Crucial habit: Always test empty inputs. If your function panics on an empty slice, that's a bug — ML data can be empty, missing, or malformed.
Key Takeaways
- Greek letters are just names — learn the 5 essential ones ($\alpha, \beta, \theta, \sigma, \lambda$) and you can read 80% of notation.
- Pronounce them aloud — saying "theta" or "epsilon" locks it in your memory.
- $\sum$ means add, $\prod$ means multiply — everything else is just details about the range.

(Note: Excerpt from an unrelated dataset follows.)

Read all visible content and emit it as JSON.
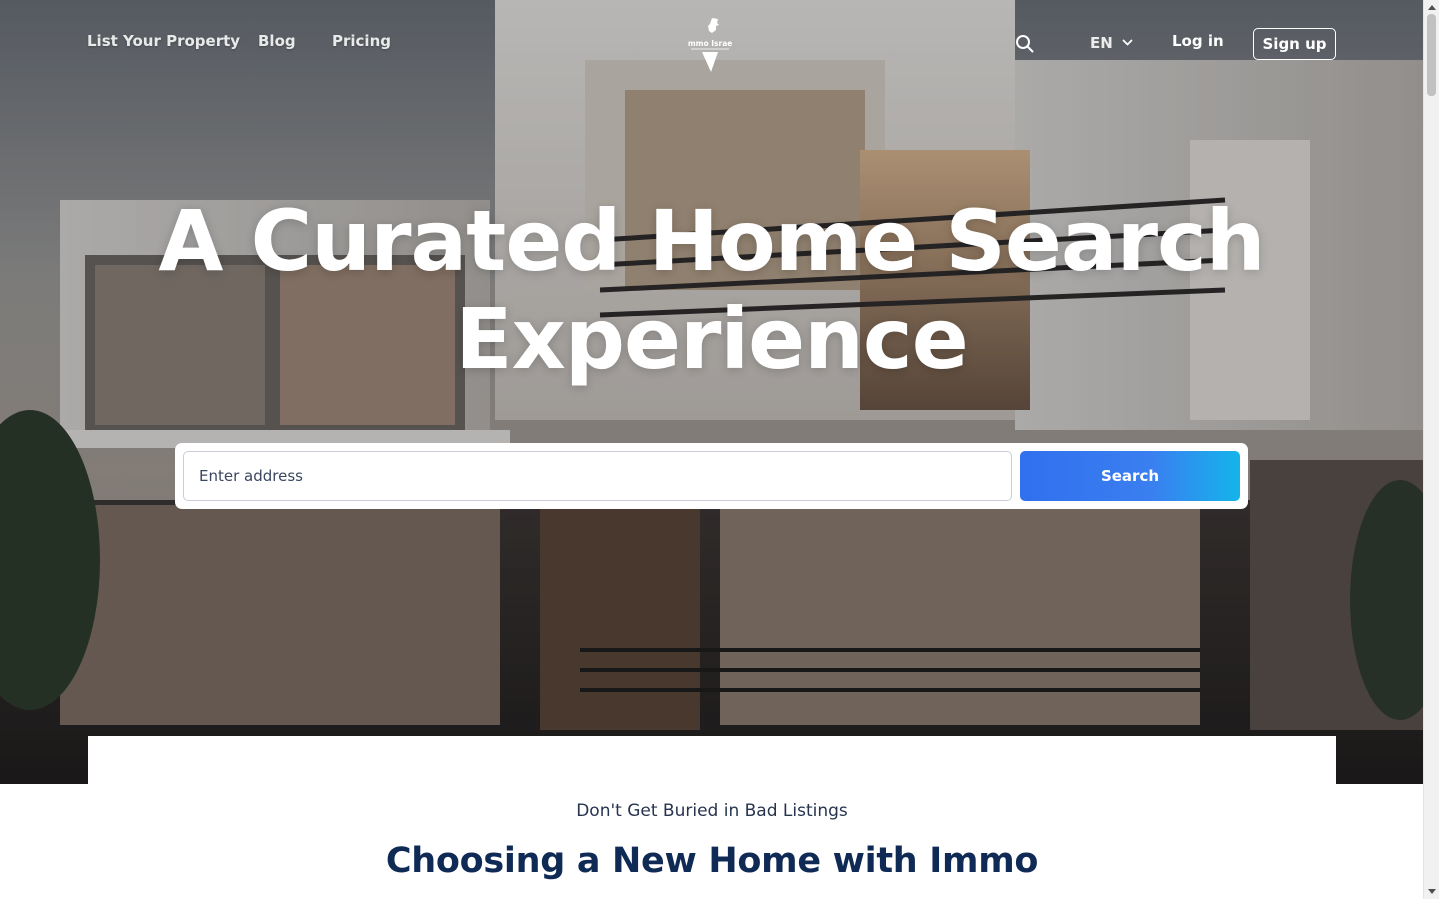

- Set notation tells you the shape — $\mathbb{R}^{d \times k}$ immediately tells you "d by k matrix of real numbers."
- Every operator has a name — when you forget, the glossary is at
greek-glossary.html. - Implement the math in Rust — writing code that matches the notation is the fastest way to internalize it.